La locura de Cachaza es la expiación del pecado de esa sociedad. Arranca con el trauma de ver morir a su padre asesinado por uno de los bandos de la guerra civil (no importa cuál) por la sola razón de haber empapelado su casa con afiches de uno de los candidatos (tampoco importa cuál), por cierto, no por afinidad política, sino simplemente para cubrir las rendijas por las que se colaba el aire frío que mantenía a Cachaza permanentemente resfriado.

Este hecho de inicio, de iniciación, deberíamos decir, conducirá al segundo, que el enfermo va sacando de su memoria a retazos y que aparece al final de la novela, casi oculto, casi como un dato desapercibido o mal aprehendido, pero que tiene ribetes de tragedia clásica. Ese homicidio es a la obra lo que el suicidio de los personajes es a Romeo y Julieta. Este es su su rechazo al mundo tal y como él lo ha conocido, su rechazo a las leyes sociales de las que él y todos los demás son solo víctimas.

La misma dialéctica se nos va aparecer un cuarto de siglo más tarde en el primer relato de Kpukta Kvikda, titulado En la casa de Jehová. Aquí no se trata de un manicomio, sino de un asilo de ancianos que nos deja la impresión de no ser otro que el país entero, donde todos estamos prisioneros de rejas de metal y demaltratos, pero sobre todo prisioneros de sueños que nunca fueron cumplidos. De nuevo, aquí está presente el carácter inexorable de la tragedia, pues se trata de un desencuentro con la vida, un desencuentro sin retorno, porque sus personajes ya no tienen ni tiempo ni fuerzas para rehacer las cosas.

No solo por su forma, sino también por su temática, Mano a mano es quizá su obra más interesante. En primer lugar, por su temática general: la búsqueda más radical de la identidad, en el enfrentamiento al racismo, uno de los traumas más hondamente escondidos en el alma costarricense. Tato Garcilaso se ve enfrentado a la afrenta de su piel morena, en un mano a mano con sus dos madres, que son a su vez sus dos patria; la primera es la mulata que reniega de su origen negro; la otra, la negra sensual y provocativa que el personaje tiene que buscar en los cementerios. Pocas obras en nuestra literatura han tratado el tema del mito de la Costa Rica blanca con tanta dureza y, también, con tanto éxito.

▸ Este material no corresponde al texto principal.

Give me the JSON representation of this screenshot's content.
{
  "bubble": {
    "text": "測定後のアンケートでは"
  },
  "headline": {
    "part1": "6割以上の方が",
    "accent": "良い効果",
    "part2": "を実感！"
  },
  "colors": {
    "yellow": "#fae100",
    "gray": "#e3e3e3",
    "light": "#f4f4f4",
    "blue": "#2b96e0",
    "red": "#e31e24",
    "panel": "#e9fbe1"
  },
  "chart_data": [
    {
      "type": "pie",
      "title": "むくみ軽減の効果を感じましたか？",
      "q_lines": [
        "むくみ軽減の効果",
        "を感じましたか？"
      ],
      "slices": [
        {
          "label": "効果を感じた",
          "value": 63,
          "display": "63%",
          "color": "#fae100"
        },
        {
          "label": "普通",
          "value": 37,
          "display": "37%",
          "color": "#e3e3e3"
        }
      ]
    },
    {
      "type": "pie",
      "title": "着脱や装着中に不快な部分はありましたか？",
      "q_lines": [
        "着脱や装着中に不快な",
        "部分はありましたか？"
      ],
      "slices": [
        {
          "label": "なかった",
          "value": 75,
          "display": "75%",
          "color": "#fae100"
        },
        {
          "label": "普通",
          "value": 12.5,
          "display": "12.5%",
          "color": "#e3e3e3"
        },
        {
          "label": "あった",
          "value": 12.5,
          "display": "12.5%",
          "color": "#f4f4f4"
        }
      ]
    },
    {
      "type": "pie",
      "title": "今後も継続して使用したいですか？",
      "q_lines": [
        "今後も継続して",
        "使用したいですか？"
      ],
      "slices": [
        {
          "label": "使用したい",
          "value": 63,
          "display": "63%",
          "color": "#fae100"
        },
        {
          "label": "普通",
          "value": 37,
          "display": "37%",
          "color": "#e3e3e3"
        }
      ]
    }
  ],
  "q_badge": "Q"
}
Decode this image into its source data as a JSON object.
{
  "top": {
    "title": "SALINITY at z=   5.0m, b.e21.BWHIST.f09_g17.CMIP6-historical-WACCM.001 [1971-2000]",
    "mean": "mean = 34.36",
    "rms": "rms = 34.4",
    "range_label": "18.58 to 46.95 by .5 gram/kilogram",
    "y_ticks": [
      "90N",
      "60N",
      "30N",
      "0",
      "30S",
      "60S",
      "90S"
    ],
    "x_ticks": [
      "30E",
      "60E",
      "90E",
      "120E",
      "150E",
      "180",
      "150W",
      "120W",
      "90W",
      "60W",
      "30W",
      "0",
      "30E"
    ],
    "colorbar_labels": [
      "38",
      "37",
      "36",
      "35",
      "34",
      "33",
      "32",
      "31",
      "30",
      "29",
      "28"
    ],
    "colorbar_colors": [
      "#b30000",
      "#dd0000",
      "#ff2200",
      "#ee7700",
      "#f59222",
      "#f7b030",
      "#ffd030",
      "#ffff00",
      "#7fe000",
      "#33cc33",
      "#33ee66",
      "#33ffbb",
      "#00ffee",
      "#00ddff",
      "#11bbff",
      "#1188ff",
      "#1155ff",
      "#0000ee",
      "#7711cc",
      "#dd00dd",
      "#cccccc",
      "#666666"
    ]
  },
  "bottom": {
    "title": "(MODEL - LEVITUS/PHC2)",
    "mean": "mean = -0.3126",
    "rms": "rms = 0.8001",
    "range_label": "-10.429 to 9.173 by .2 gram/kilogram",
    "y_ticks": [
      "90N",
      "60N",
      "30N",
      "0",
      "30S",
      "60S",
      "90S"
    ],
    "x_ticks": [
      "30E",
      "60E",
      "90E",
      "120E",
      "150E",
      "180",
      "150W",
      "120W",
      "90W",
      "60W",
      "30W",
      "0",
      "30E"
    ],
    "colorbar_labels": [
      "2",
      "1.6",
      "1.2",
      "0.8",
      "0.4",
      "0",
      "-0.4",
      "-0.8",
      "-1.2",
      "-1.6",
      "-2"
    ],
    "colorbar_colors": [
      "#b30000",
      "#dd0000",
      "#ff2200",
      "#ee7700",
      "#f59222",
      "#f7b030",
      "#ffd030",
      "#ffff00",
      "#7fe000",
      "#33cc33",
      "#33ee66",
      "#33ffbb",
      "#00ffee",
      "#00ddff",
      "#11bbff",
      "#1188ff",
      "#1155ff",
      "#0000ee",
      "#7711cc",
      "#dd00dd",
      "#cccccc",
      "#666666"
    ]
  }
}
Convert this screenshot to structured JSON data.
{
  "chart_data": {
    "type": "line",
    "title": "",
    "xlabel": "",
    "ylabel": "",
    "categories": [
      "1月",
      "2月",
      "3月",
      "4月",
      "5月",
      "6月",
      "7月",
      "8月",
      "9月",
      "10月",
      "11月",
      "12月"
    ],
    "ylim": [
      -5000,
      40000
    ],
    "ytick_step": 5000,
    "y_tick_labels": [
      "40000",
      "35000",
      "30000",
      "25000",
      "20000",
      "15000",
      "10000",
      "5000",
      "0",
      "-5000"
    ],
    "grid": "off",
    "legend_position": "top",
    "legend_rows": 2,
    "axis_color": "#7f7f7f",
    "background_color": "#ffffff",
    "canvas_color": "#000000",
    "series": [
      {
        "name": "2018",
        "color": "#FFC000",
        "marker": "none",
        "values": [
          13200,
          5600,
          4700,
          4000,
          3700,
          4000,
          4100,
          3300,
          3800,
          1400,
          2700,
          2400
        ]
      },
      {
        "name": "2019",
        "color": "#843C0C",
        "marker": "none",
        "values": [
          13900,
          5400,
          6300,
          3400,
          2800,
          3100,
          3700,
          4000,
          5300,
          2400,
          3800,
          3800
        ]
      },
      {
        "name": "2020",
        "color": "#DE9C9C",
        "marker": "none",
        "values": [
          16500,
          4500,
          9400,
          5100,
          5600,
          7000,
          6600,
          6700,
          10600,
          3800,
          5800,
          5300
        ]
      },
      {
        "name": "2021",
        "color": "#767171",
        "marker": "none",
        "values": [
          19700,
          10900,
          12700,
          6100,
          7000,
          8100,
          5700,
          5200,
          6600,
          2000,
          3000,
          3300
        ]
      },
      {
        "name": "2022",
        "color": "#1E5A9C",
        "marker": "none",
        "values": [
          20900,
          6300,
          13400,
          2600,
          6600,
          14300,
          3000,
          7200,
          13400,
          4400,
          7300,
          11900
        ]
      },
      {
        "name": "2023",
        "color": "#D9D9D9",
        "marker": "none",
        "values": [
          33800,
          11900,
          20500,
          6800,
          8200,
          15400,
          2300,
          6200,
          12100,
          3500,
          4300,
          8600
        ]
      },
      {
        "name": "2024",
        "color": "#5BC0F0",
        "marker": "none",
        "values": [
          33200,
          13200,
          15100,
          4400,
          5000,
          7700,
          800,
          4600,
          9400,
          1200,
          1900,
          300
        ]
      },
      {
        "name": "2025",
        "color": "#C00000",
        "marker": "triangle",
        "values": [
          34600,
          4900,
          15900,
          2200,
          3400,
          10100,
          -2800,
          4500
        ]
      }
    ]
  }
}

Desnudar ese pecado original de la Costa Rica mítica le cuesta a Mora Rpdríguez un desdoblamiento esencial. Para descubrir el mito, el autor recure al mito mismo. Es su personaje, el hijo de su fantasía y su propio yo al mismo tiempo, es el que cobra vida para realiar la hazaña. Como en la obra de Unamuno, Polo Mora sale de la novela (en este caso, de la computadora que el autor deja descuidadamente encendida) para idear una historia que se escribe a cuatro manos, y que resulta a la postre la verdadera realidad.

El descenso del cielo a la tierra, del mito a lo real, se realiza en ese desdoblamiento radical de autor-personaje, una dialéctica en que este toma las riendas, moldea al autor, lo somete, lo enfrenta, los tare de la Europa blanca al Limón negro, en un juego pocas veces logrado por la literatura en que lo real y lo fantástico se combinas hasta el mareo.

Si desde el punto de vista de la historia, del contenido, la obra se constituye en una epopeya de la nacionalidad tica, desde el punto de vista formal es un ejercicio literario sin parangón.

Una de los aspectos más cautivantes de la obra de Mora Rodríguez es su carcácter lúdico, u apego sin tapujos a una realidad que aparece con todos sus desgarramientos. Los suyos son, como el conjunto de los ticos, como hijos huérfanos que buscan a sus padres, como seres sin historia que tampoco son capaces de idear su futuro, que siempre aparece con ribetes de callejones sin salida, embuidos en una realidad de sueños nunca realizados y tamizados por un gigantesco sentimiento de culpa.

Si todo ello está presente en su obra entera (que a veces parecieran variaciones sobre un mismo tema-- muchos personajes , y no solo Polo Moro, reaparecen una y otra vez en sus obras), se concentran y se agigantan en esta novela de 1998.